Da die angemessene Referenzmiete bereits bei der Ermittlung der abstrakt angemessenen Kosten so festzulegen ist, dass es dem Leistungsberechtigten grundsätzlich möglich ist, im gesamten räumlichen Vergleichsraum eine angemessene Wohnung anzumieten und allenfalls in einzelnen Regionen Deutschlands ein Mangel an ausreichendem Wohnraum besteht, dürfte für den Regelfall davon auszugehen sein, dass es in ausreichendem Maße Wohnungen zu der abstrakt angemessenen Leistung für die Unterkunft gibt (vgl bereits Urteil des Senats vom 19.2.2009 – B 4 AS 30/08 R – BSGE 102, 263 = SozR 4-4200 § 22 Nr 19 <München>, RdNr 36 sowie RdNr 29 zu möglichen persönlichen Umständen für den begründungspflichtigen Ausnahmefall; siehe auch BSG Urteil vom 13.4.2011 – B 14 AS 106/10 R – zur Veröffentlichung vorgesehen – für die Ermittlung der abstrakt angemessenen KdU unter Einbeziehung von qualifizierten Mietspiegeln RdNr 30).

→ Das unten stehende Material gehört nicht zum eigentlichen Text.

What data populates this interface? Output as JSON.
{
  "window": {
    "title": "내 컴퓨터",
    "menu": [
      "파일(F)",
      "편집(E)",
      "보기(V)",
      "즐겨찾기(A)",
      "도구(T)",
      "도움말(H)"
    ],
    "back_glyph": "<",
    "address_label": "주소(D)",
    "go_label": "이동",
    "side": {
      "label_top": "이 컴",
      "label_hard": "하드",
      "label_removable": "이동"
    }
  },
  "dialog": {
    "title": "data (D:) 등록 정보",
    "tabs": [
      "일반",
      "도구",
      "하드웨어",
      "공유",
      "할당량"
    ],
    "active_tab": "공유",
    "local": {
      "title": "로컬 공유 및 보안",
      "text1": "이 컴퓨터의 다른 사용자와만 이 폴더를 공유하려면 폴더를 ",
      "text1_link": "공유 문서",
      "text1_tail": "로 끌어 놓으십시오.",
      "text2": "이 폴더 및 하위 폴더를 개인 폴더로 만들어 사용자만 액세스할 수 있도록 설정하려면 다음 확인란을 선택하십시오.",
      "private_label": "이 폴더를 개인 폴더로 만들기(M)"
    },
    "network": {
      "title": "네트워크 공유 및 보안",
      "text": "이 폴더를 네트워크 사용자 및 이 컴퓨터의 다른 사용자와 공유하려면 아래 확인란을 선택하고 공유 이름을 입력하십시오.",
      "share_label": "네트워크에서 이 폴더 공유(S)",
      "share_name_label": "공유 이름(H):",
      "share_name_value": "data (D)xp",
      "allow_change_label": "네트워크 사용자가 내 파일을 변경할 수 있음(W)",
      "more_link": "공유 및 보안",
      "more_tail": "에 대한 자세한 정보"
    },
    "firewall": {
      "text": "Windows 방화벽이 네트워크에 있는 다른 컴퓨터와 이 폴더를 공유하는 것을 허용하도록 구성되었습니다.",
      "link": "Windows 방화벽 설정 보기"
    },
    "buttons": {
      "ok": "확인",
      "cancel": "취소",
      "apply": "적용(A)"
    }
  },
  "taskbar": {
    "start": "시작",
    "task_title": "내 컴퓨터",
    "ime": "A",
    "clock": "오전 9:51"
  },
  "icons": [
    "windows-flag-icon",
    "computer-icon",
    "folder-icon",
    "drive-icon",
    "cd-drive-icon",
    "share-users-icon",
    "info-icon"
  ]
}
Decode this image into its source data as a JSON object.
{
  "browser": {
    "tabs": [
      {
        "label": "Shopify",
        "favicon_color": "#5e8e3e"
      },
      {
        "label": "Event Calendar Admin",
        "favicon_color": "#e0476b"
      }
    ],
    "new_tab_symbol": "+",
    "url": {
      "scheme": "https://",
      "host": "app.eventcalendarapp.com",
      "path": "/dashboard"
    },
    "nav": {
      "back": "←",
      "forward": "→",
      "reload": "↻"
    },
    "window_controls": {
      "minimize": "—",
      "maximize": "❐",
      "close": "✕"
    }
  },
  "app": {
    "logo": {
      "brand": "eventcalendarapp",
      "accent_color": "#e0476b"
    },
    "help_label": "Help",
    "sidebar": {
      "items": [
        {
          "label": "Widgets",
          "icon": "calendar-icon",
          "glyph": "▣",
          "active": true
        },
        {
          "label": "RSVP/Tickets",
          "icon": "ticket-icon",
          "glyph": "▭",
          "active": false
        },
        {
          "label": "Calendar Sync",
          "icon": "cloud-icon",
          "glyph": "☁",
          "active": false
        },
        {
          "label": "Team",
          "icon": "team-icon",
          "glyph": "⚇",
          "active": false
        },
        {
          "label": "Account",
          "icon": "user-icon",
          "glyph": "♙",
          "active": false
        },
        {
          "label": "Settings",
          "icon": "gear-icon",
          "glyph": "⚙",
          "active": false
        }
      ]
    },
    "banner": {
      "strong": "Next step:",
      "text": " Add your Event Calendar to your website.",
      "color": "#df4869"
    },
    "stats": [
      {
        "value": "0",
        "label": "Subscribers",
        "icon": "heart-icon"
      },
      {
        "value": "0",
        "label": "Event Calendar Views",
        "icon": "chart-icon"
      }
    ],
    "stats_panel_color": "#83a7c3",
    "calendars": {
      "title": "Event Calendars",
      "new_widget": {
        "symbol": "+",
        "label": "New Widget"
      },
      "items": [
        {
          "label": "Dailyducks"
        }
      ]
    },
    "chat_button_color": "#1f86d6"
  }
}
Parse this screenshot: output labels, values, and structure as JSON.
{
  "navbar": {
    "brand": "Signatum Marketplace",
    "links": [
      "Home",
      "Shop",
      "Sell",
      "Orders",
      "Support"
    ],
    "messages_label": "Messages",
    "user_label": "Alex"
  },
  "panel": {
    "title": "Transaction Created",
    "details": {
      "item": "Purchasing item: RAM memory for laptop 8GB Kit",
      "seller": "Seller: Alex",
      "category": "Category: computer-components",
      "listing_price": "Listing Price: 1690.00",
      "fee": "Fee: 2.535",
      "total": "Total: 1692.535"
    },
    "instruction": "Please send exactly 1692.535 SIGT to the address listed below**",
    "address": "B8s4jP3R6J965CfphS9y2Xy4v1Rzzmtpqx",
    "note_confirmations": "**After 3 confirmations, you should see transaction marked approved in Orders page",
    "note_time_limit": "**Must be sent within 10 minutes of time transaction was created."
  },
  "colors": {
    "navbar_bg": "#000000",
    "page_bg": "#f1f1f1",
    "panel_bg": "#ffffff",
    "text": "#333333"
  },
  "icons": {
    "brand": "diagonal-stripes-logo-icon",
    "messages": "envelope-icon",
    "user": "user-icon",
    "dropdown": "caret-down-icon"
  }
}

juris.bundessozialgericht.de

Anmerkung von Willi 2: BSG, Urteil vom 06.10.2011,- B 14 AS 131/10 R –

Bei der Ermittlung der Angemessenheit ist auf den bestand aller Wohnungen abzustellen und nicht nur der Wohnungen von SGB II und Wohngeldempfängern.
sozialrechtsexperte.blogspot.com

2.  Entscheidungen der Landessozialgerichte zur Grundsicherung für Arbeitssuchende (SGB II)

2.1 – Bayerisches Landessozialgericht, Beschluss vom 01.03.2012,- L 7 AS 1032/11 NZB –

Die Kosten für Kleidung und Friseurbesuche anlässlich eines bevorstehenden Vorstellungsgesprächs sind im Regelbedarf des § 20 SGB II enthalten.

Demgemäß greift auch der Leistungsausschluss nach § 45 Abs. 3 Satz 2 SGB III bzgl eines Anspruchs aus § 16 SGB II.

sozialgerichtsbarkeit.de

2.2 – Schleswig-Holsteinisches Landessozialgericht, Urteil vom 06.12.2011,- L 11 AS 97/10 -, anhängig beim BSG unter dem AZ. -B 14 AS 13/12 R –

Kein Wohnraummehrbedarf für Alleinerziehende.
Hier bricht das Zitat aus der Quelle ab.